Bir Karya kenti olan Phoinix’in kalıntıları Taşlıca’nın 4 km dışında, Asar Tepesi üzerinde ve çevresinde bulunuyor. Köy ile antik yerleşim arasında, muhtemelen antik döneme ait patika yolda, önce mezarlar ile karşılaşılıyor. Taşlıca ile Asar tepenin aşağı yukarı ortasındaki çukurda kentin agorası, tepeye çıkarken oldukça iyi durumdaki bir yapı kalıntısı ve ardından da kentin ana nekropolisi görülüyor. Kentin akropolisi de Asar Tepe’de bulunuyor. Tepede bulunan kalıntılardan ziyade, çevreye hakim olan manzara daha ilgi çekici. Manzara özetle şöyle: bir yanda deniz, bir yanda Taşlıca Köyü, öte yanda 1950’lerde terkedilip Taşlıca’ya yerleşenlerin yaşadığı Sindili Köyü’nün boş ve yıkılmaya yüz tutmuş evleri, güneybatıda ise yaklaşık 6 km ileride Serçe Limanı yakınında Taşlıca’ya bağlı Aziziye Mahallesi. [kaynak]
Kırkkuyular
Kırkkuyular, Taşlıca Köyü'nü Serçe Limanı'na bağlayan yol üzerinde bulunuyor. Yolun biraz daha ilerisinde ise terk edilen Sindilli Köyü var. Terk edilen bölge köylüler tarafından hala tarım maksatlı kullanılıyor. Kırkkuyular, adını bölgenin eski sakinleri tarafından yapılmış 40 adet sarnıçtan alıyor. Bir rivayete göre, 41'inci ve içi altın dolu bir sarnıç daha var ama hala bulunamamış:) Bölgenin su kaynakları oldukça kıt olduğu için yeraltı suları köy sakinleri için çok büyük önem taşıyor. Köylüler çok eski yöntemlerle, yani bildiğiniz kuyulardan kova ile su çekerek ve kovaları eşeklere yükleyerek köye taşıyorlar. Yani tarım, hayvancılık ve günlük ihtiyaçlar için taşıma suyla değirmen döndürmeye çalışıyorlar. Görülen manzara biraz otantik ve fotojenik oluyor tabi, hatta sırf su taşıyan eşekleri fotoğraflamak için özel olarak düzenlenen treking turları bile var. Ama öte yandan bu devirde eşekle su taşımak aynı zamanda trajik.
Serçe Limanı
Serçe Limanı (Koyu) Taşlıca köyüne 8 km uzaklıkla bulunuyor. Yolu hem dar hem de toprak. Koy, denizden 135 metre genişliğindeki girişten sonra kuzey ve güneye doğru yükselen iki kısımdan oluşuyor.

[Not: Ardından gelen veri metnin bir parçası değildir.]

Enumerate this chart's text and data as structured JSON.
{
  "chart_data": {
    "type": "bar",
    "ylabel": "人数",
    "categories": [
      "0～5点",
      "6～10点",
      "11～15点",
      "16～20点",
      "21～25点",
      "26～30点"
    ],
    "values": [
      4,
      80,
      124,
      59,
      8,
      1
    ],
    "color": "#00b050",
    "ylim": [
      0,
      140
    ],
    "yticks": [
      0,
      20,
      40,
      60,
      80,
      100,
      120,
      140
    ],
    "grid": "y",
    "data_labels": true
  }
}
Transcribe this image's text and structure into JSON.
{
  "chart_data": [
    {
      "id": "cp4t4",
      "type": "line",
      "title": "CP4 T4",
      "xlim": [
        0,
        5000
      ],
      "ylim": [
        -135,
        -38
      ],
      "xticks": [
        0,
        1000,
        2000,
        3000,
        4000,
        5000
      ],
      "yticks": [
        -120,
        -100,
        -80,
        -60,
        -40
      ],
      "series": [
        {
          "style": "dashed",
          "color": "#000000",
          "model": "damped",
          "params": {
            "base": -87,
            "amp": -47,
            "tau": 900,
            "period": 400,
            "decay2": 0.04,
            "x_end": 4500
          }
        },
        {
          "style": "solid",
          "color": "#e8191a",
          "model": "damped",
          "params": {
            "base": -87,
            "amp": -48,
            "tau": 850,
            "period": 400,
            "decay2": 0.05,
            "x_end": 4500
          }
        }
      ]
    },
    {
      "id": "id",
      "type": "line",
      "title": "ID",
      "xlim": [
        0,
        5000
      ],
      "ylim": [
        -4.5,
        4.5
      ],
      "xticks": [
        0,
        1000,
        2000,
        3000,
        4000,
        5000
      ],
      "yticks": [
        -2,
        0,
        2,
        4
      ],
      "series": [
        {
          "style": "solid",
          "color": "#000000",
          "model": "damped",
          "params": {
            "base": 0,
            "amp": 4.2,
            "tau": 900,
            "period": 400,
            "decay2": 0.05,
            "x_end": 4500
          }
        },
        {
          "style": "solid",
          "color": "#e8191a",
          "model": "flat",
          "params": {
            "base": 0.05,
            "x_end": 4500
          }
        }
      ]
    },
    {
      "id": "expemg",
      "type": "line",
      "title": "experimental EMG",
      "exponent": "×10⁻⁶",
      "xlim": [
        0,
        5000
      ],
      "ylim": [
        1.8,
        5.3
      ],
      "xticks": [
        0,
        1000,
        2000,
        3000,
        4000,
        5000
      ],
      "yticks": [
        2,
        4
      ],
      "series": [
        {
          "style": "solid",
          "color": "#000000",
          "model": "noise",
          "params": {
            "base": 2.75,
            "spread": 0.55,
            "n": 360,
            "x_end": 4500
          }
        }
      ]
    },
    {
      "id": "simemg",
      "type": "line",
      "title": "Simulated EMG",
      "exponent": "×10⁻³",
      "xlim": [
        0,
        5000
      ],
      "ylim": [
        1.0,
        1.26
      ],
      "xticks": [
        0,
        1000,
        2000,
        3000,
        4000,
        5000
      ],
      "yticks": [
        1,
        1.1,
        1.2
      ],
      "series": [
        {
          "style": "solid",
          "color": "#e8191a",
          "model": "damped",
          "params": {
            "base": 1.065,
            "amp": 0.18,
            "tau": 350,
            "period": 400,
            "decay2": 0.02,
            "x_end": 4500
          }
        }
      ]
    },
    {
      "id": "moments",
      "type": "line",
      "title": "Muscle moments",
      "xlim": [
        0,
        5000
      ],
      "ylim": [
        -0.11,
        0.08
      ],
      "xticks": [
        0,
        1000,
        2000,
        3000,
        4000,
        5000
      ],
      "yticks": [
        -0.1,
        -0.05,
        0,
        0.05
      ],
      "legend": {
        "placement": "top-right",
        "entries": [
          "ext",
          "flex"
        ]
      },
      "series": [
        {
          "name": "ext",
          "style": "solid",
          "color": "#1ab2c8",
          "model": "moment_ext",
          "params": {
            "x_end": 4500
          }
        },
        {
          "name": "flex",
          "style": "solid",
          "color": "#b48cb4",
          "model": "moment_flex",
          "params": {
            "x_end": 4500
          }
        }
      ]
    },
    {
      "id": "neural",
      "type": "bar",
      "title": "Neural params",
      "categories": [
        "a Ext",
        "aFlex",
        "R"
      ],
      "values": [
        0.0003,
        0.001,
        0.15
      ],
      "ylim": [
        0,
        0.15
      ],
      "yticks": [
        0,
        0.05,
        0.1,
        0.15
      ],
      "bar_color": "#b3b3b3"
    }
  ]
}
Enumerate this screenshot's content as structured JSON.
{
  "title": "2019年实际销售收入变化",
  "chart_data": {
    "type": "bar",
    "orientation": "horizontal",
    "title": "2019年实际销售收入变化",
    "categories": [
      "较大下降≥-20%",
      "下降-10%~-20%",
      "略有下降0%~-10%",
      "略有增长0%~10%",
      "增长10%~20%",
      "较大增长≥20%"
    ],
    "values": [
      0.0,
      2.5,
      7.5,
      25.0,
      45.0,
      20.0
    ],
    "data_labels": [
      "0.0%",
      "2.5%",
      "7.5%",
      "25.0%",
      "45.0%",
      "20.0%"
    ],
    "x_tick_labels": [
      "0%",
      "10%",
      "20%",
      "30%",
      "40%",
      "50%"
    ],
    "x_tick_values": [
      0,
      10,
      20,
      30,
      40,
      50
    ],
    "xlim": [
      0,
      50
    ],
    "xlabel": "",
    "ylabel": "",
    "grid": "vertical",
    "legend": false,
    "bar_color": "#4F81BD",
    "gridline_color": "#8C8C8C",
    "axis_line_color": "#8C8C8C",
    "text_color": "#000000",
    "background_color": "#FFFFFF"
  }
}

Kuzeyine Serçe Limanı, güneyine ise Akça Limanı deniyor. Kuzey ve güney uçlar arasındaki mesafesi yaklaşık 1 km. Koyun etrafındaki yüksek tepeler rüzgara geçit vermediği ve girişi de dar olduğu için oldukça iyi seviyede korunaklı bir liman özelliği taşıyor. Liman içinde "Captain Nemo's Farmrestaurant" isminde bir de işletme bulunuyor.
1977 yılında liman içinde süngerciler tarafından 32 m derinlikte 16 m uzunluğunda batık bir gemi bulunmuş. Profesyonel bir ekibin gelmesine kadar geçen sürede gemi içindeki amforalar epeyce yağmalanmış. Nihayetinde Prof. George F. Bass başkanlığındaki Türk ve Amerikalılardan oluşan bir ekip tarafından 1977-79 yılları arasında yapılan sualtı araştırmalarında, geminin 11. yy'a (daha kesin bir saptamayla 1025 yılına) ait olduğu ve içinde tam 3 ton kırık ve sağlam cam eşya bulunduğu tespit edilmiş. İçinde bulunan eşyalardan geminin müslümanlara ait olduğu ve güney Suriye'deki bir limandan hareket ettiği kanısına varımış. Bulunan parçalar bilinen en önemli İslâm cam koleksiyonu olma özelliğine sahip ve halen Bodrum Sualtı Müzesi’nde sergileniyor.
Bozukkale (Loryma)
Bozukkale, Bozburun Yarımadası'nın en güney hattında, denizin 1,5 km kara içine sokulmasıyla oluşmuş bir koy. Marmaris'in en sapa yeri. Karadan ulaşımı yok, tek yol Taşlıca'dan dağ bayır yürümek. Geriye deniz yoluyla gelmek kalıyor. Zaten doğal olarak rüzgara karşı korunaklı olan bu koy, birçok yat ve tekne tarafından uğrak yeri olarak kullanılıyor. Koy içinde 3 ahşap iskele ve 'Sailor's House' ve ‘Loryma' isimlerinde iki restoran bulunuyor. Restoranlar elektrik ihtiyacını jeneratörle karşılıyor.